Another successful trip from work. Truck is running pretty well considering I set timing by ear. Power is consistent and seems normal. I think once it is timed properly it will be great

subford 10-05-2019 08:02 AM

1 Attachment(s)
Make sure the ICM (TFI) you replaced is black in color and not gray.
The SPOUT:
Attachment 278891
/

My4Fordtrucks 10-05-2019 05:11 PM

Checking for fault codes when this first started might have helped narrow things down instead of just guessing.

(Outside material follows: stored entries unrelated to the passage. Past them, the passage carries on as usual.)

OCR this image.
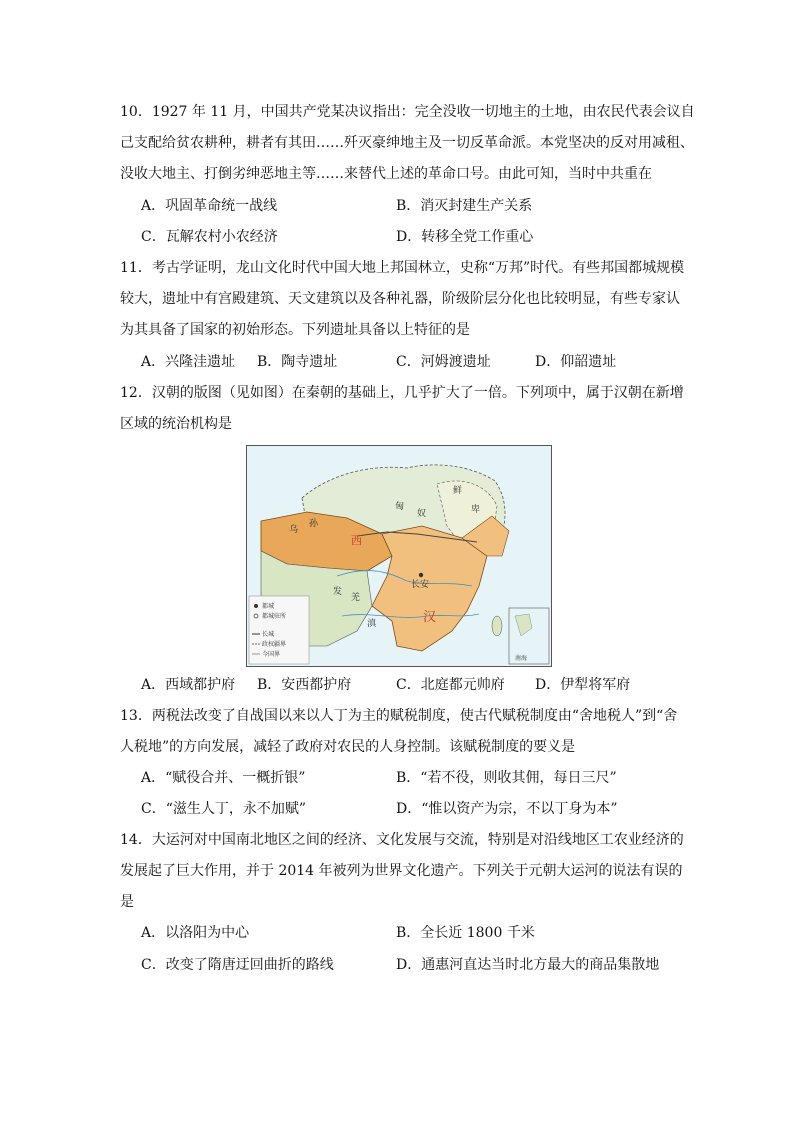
10．1927 年 11 月，中国共产党某决议指出：完全没收一切地主的土地，由农民代表会议自
己支配给贫农耕种，耕者有其田……歼灭豪绅地主及一切反革命派。本党坚决的反对用减租、
没收大地主、打倒劣绅恶地主等……来替代上述的革命口号。由此可知，当时中共重在
A．巩固革命统一战线	B．消灭封建生产关系
C．瓦解农村小农经济	D．转移全党工作重心
11．考古学证明，龙山文化时代中国大地上邦国林立，史称“万邦”时代。有些邦国都城规模
较大，遗址中有宫殿建筑、天文建筑以及各种礼器，阶级阶层分化也比较明显，有些专家认
为其具备了国家的初始形态。下列遗址具备以上特征的是
A．兴隆洼遗址 B．陶寺遗址	C．河姆渡遗址	D．仰韶遗址
12．汉朝的版图（见如图）在秦朝的基础上，几乎扩大了一倍。下列项中，属于汉朝在新增
区域的统治机构是
匈
奴
鲜
卑
乌
孙
西
长安
汉
发
羌
滇
都城
都城驻所
长城
政权疆界
今国界
南海
A．西域都护府 B．安西都护府	C．北庭都元帅府 D．伊犁将军府
13．两税法改变了自战国以来以人丁为主的赋税制度，使古代赋税制度由“舍地税人”到“舍
人税地”的方向发展，减轻了政府对农民的人身控制。该赋税制度的要义是
A．“赋役合并、一概折银”	B．“若不役，则收其佣，每日三尺”
C．“滋生人丁，永不加赋”	D．“惟以资产为宗，不以丁身为本”
14．大运河对中国南北地区之间的经济、文化发展与交流，特别是对沿线地区工农业经济的
发展起了巨大作用，并于 2014 年被列为世界文化遗产。下列关于元朝大运河的说法有误的
是
A．以洛阳为中心	B．全长近 1800 千米
C．改变了隋唐迂回曲折的路线	D．通惠河直达当时北方最大的商品集散地
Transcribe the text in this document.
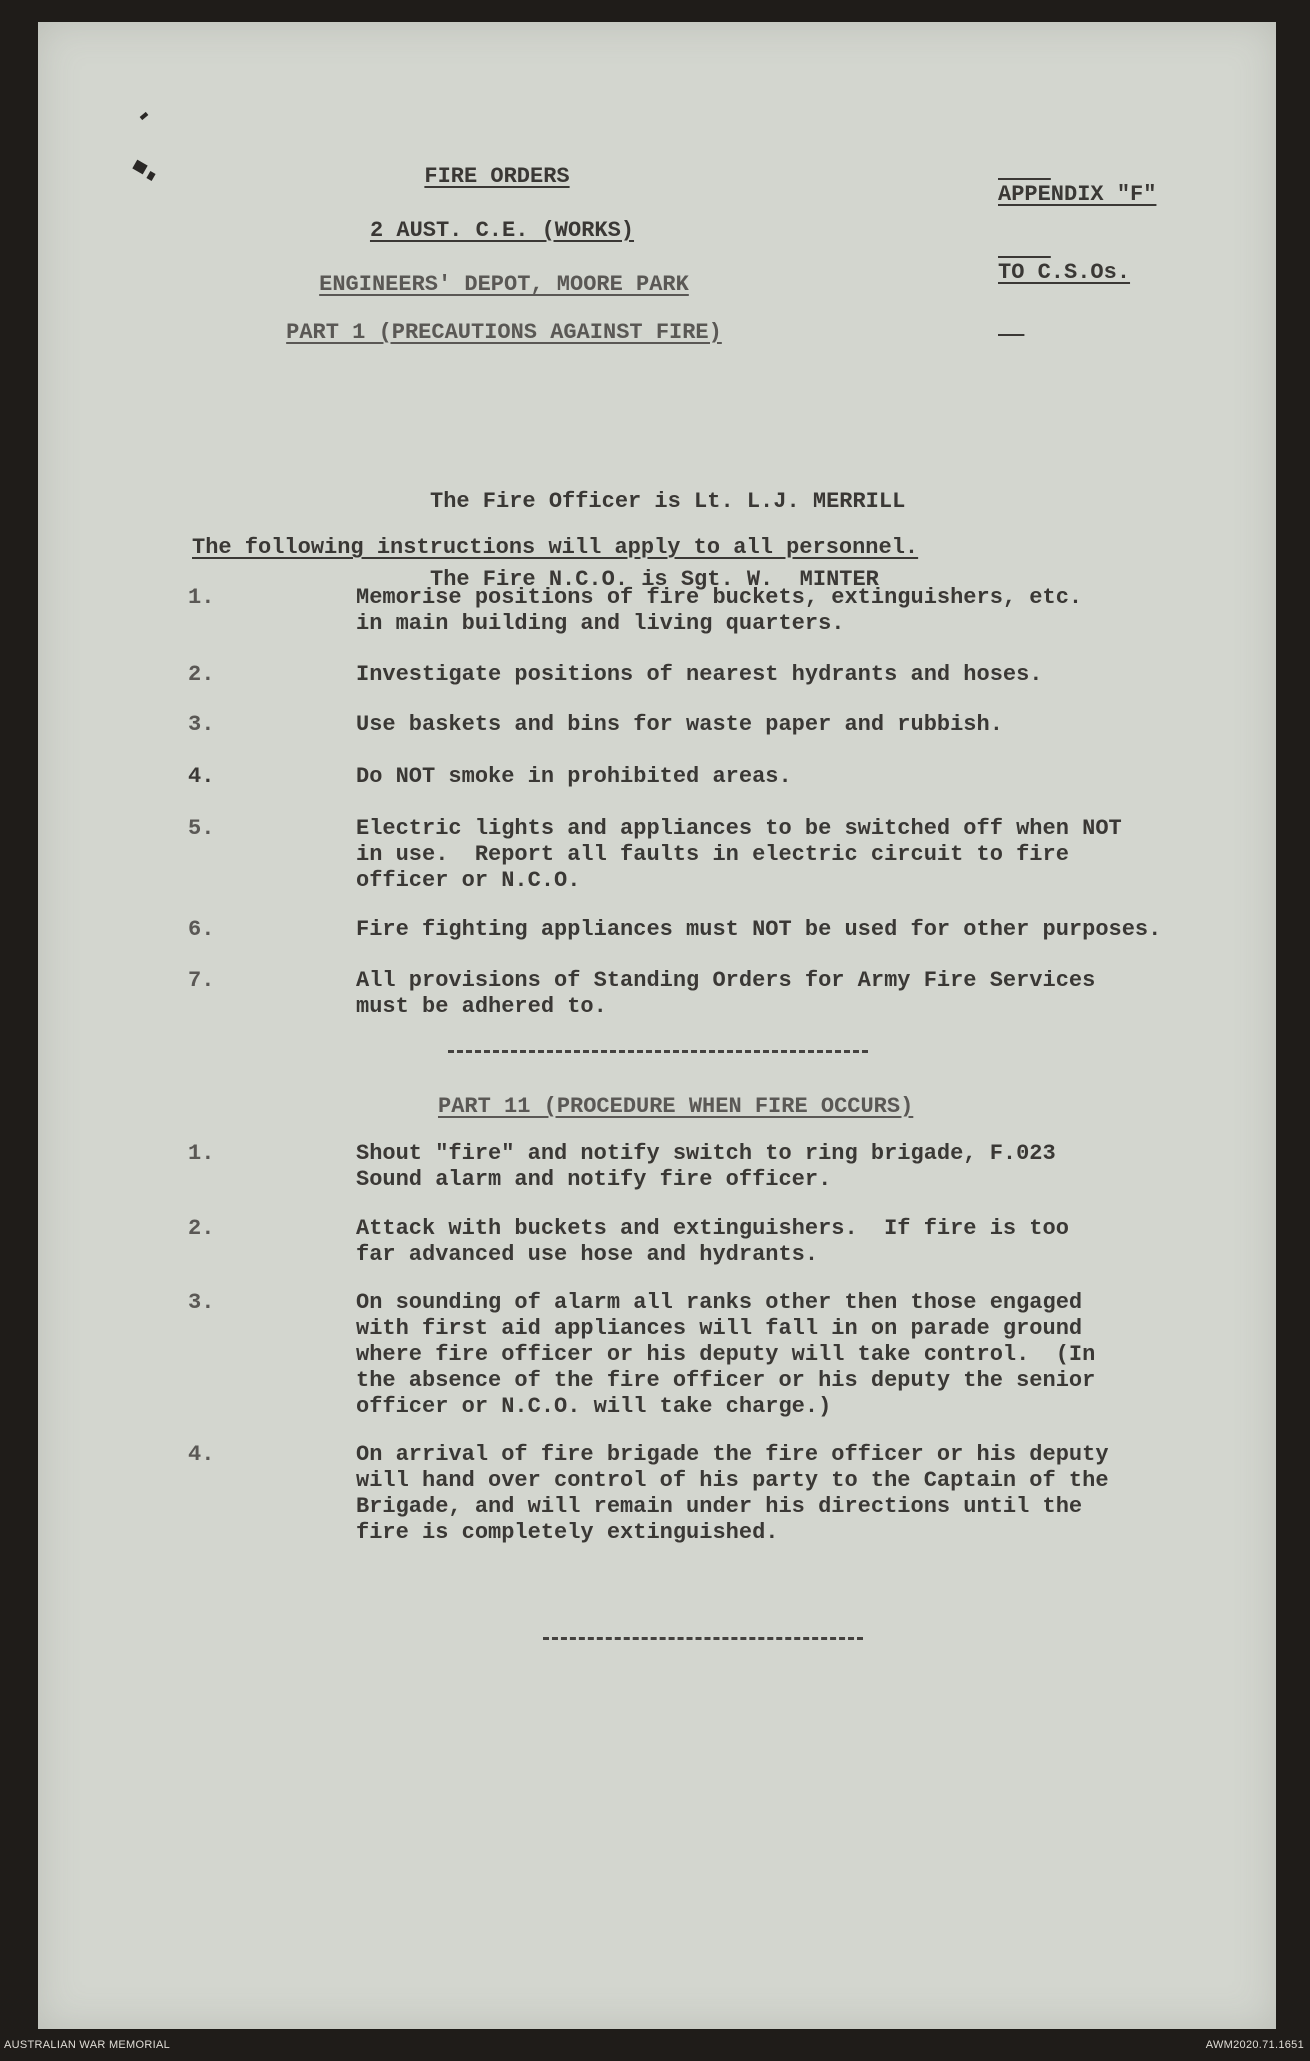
APPENDIX "F"

TO C.S.Os.

FIRE ORDERS
2 AUST. C.E. (WORKS)
ENGINEERS' DEPOT, MOORE PARK
PART 1 (PRECAUTIONS AGAINST FIRE)

The Fire Officer is Lt. L.J. MERRILL

The Fire N.C.O. is Sgt. W.  MINTER

The following instructions will apply to all personnel.
1.	Memorise positions of fire buckets, extinguishers, etc.
in main building and living quarters.
2.	Investigate positions of nearest hydrants and hoses.
3.	Use baskets and bins for waste paper and rubbish.
4.	Do NOT smoke in prohibited areas.
5.	Electric lights and appliances to be switched off when NOT
in use.  Report all faults in electric circuit to fire
officer or N.C.O.
6.	Fire fighting appliances must NOT be used for other purposes.
7.	All provisions of Standing Orders for Army Fire Services
must be adhered to.
PART 11 (PROCEDURE WHEN FIRE OCCURS)
1.	Shout "fire" and notify switch to ring brigade, F.023
Sound alarm and notify fire officer.
2.	Attack with buckets and extinguishers.  If fire is too
far advanced use hose and hydrants.
3.	On sounding of alarm all ranks other then those engaged
with first aid appliances will fall in on parade ground
where fire officer or his deputy will take control.  (In
the absence of the fire officer or his deputy the senior
officer or N.C.O. will take charge.)
4.	On arrival of fire brigade the fire officer or his deputy
will hand over control of his party to the Captain of the
Brigade, and will remain under his directions until the
fire is completely extinguished.
AUSTRALIAN WAR MEMORIAL	AWM2020.71.1651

fuelsmoke1 10-11-2019 09:06 AM

I don't have any fault codes. I give you that it was a guess but there was really only 2 ignition options that were most likely. Then it could have turned into something else like fuel system. As for ignition, the TFI us easy to swap and cheap enough to risk. When that didn't work, pip was next thing suspected. Brand new distributor with cap and rotor, $89.99. that was a guess I'm happy to pay for. And it was the issue. The truck is 25 years old. I drive it every day and will take it anywhere. I agree that taking the time to try diagnosing something is most practical for cost, sometimes I just don't have the time to fool with it and I don't mind replacing a few original parts on a hunch if it's easy to do. With people here and my own experience I usually get pretty close to any issues I have and haven't really wasted any money yet. In this most recent situation, if the 2 things I replaced didn't solve the problem, I was going to have to take the time to diagnose and sort out the problem. Luck was on my side this time. $140 in parts, back to reliable again. Cheap enough. As for codes, they aren't always reliable m sometimes I've found codes that aren't really related to the real problem and they just distract you. Plus I have obd 1. Not 2. Probably even less accurate. I've been driving this truck over a year and a half, 25,000 miles, and never have had check engine light come on except when you turn key on to start it. I bought a scanner for obd1. Checked it a couple times, no codes. Love it!!